The last factor, in particular, is sparking interest in mega-deals, because most managers of multimedia companies are unsure exactly which areas will pay off, and they want to hedge their bets.

"There are a lot of CEOs who are afraid of getting left behind," said Michael Wolf, a partner and head of the media and entertainment division of management consultant Booz Allen & Hamilton.

"There are a number of fundamental things that are driving this mania of media mergers. And the first is really scale," Mr. Wolf said. "The second driver is content and access to programming. That's why we see Liberty and Comcast becoming very interested in buying QVC. And thirdly, it's capabilities. People realize that the combination of different media can in itself create media value."

Also, there are a number of micro factors driving activity within specific media segments.

The TV station market, for example, is exploding due to the affiliation war started by Rupert Murdoch's deal with New World Communications Group. That, in turn, has had a domino effect of similar deals, including CBS' recent joint venture with Group W.

"Murdoch woke everyone up to the value of the affiliate relationship," said Jim Rosenfield, another managing director at Veronis and a broadcast veteran. "It made everyone understand that distribution is important for the networks, and that's creating a whole new scenerio in the marketplace. Suddenly, we are seeing affiliate compensation double, triple and quadruple in some markets, and for the first time in history, we're seeing five- and 10-year deals."

The magazine world likewise is seeing a resurgence of M&A deals.

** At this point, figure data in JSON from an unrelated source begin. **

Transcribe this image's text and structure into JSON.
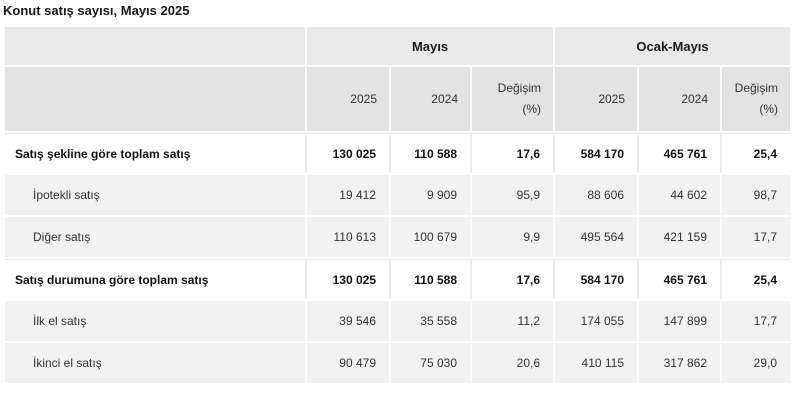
{
  "title": "Konut satış sayısı, Mayıs 2025",
  "chart_data": {
    "type": "table",
    "title": "Konut satış sayısı, Mayıs 2025",
    "column_groups": [
      {
        "label": "Mayıs",
        "columns": [
          "2025",
          "2024",
          "Değişim\n(%)"
        ]
      },
      {
        "label": "Ocak-Mayıs",
        "columns": [
          "2025",
          "2024",
          "Değişim\n(%)"
        ]
      }
    ],
    "rows": [
      {
        "label": "Satış şekline göre toplam satış",
        "bold": true,
        "values": [
          "130 025",
          "110 588",
          "17,6",
          "584 170",
          "465 761",
          "25,4"
        ]
      },
      {
        "label": "İpotekli satış",
        "bold": false,
        "values": [
          "19 412",
          "9 909",
          "95,9",
          "88 606",
          "44 602",
          "98,7"
        ]
      },
      {
        "label": "Diğer satış",
        "bold": false,
        "values": [
          "110 613",
          "100 679",
          "9,9",
          "495 564",
          "421 159",
          "17,7"
        ]
      },
      {
        "label": "Satış durumuna göre toplam satış",
        "bold": true,
        "values": [
          "130 025",
          "110 588",
          "17,6",
          "584 170",
          "465 761",
          "25,4"
        ]
      },
      {
        "label": "İlk el satış",
        "bold": false,
        "values": [
          "39 546",
          "35 558",
          "11,2",
          "174 055",
          "147 899",
          "17,7"
        ]
      },
      {
        "label": "İkinci el satış",
        "bold": false,
        "values": [
          "90 479",
          "75 030",
          "20,6",
          "410 115",
          "317 862",
          "29,0"
        ]
      }
    ]
  }
}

"We have gone through a period of retrenchment and restructuring that has created a healthier environment for a lot of companies," Mr. Broadwater said. "In the magazine field, you have categories where you had four titles in a special-interest niche and now you only have one or two of them."

Business publications have also benefited. Earlier this year, Netherlands-based VNU bought BPI Communications for an estimated $220 million, or about 14 times the company's 1993 cash flow. Last week, VNU bought Bill Communications for about $125 million. Five years earlier, Boston Ventures beat out 34 bidders to buy Bill for $100 million.

Said John W. Hartman, the former CEO and controlling stockholder who put Bill on the block in 1988: "There isn't the same mania and ego today as there was in '80s, but there are a lot of other similarities. The dollar was relatively weak as it is now. There was a lot of attention on the information explosion."

James Dolan, a former investment banker with Jordan Edmiston Group, agreed.

"Nobody is being silly and overpaying yet, but media companies have been climbing back steadily," said Mr. Dolan, now the head of his own Minneapolis-based publishing company. "... Today they are suddenly looking a lot better once again in comparison with other industry sectors."